Well, that’s no longer a problem with Codecademy: Hour of Code, the startup’s first iPhone app. Whether you’re waiting for the train or queuing in your local greengrocer, now you can learn to code absolutely anywhere.
How it Works
Codecademy is launching the app today to coincide with the ‘Hour of Code‘ campaign set up by Code.org. As part of Computer Science Education Week (December 9–15, 2013) the non-profit organization wants 10 million students in the US to spend at least 60 minutes learning how to code.
As such, the How to Code app by Codecademy targets total newcomers to computer programming. Its relatively short repertoire covers the absolute basics, such as how programs are written and a few examples of what can be achieved with just a few lines of code.
The lessons cover strings, operators, and many other building blocks associated with computer science.
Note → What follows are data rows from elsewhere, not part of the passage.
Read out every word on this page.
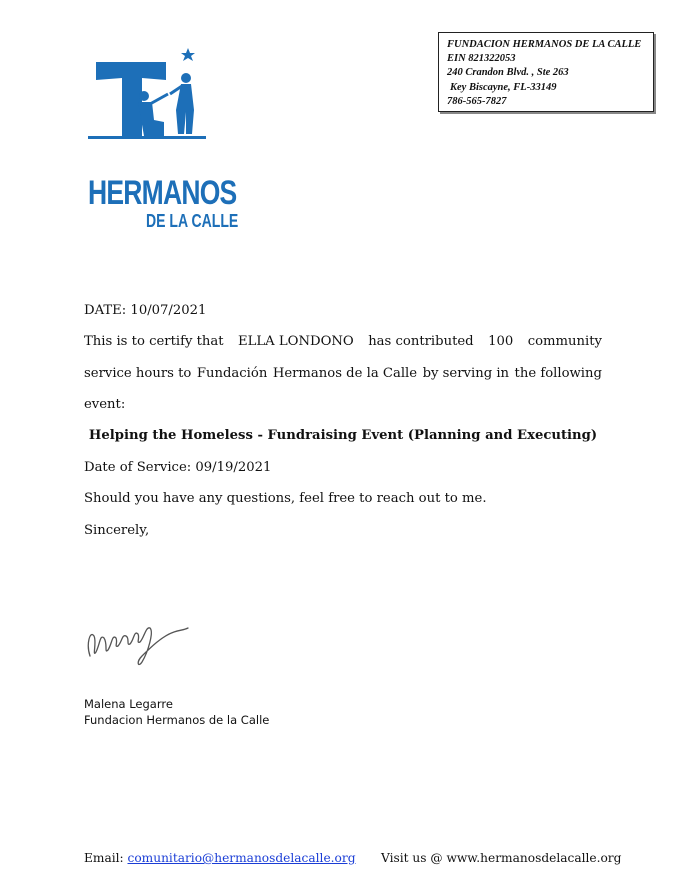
HERMANOS
DE LA CALLE
FUNDACION HERMANOS DE LA CALLE
EIN 821322053
240 Crandon Blvd. , Ste 263
Key Biscayne, FL-33149
786-565-7827
DATE: 10/07/2021
This is to certify that ELLA LONDONO has contributed 100 community
service hours to Fundación Hermanos de la Calle by serving in the following
event:
Helping the Homeless - Fundraising Event (Planning and Executing)
Date of Service: 09/19/2021
Should you have any questions, feel free to reach out to me.
Sincerely,
Malena Legarre
Fundacion Hermanos de la Calle
Email: comunitario@hermanosdelacalle.org Visit us @ www.hermanosdelacalle.org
You won’t be publishing an app once the 60 minutes are up, but it’s a brilliant taster that should get students and teachers alike interested in the subject.
Similar to Codecademy on the Web, the iPhone app also has a few gamification elements, awarding you stars based on the number of questions you answer correctly on your first try. There’s also the option to post your results on Twitter, which should help to raise awareness about the iPhone app and the larger How to Code campaign.
Notably, Codecademy will also ask whether you would like to be notified of new content via push notifications. Its inclusion suggests that the startup will be adding new lessons and languages to the iPhone app, perhaps expanding its appeal to existing and more advanced Codecademy users.
We should embrace any efforts to introduce computer science to new people. Codecademy is an invaluable partner to have on-board with the Hour of Code campaign and their first attempt an iPhone app is glorious.
It’s child-friendly, interactive and most importantly, heaps of fun. The app is free too, so if you’ve never delved into coding before theres’s no excuse not to give this a try. It’s only an hour of your free time, after all.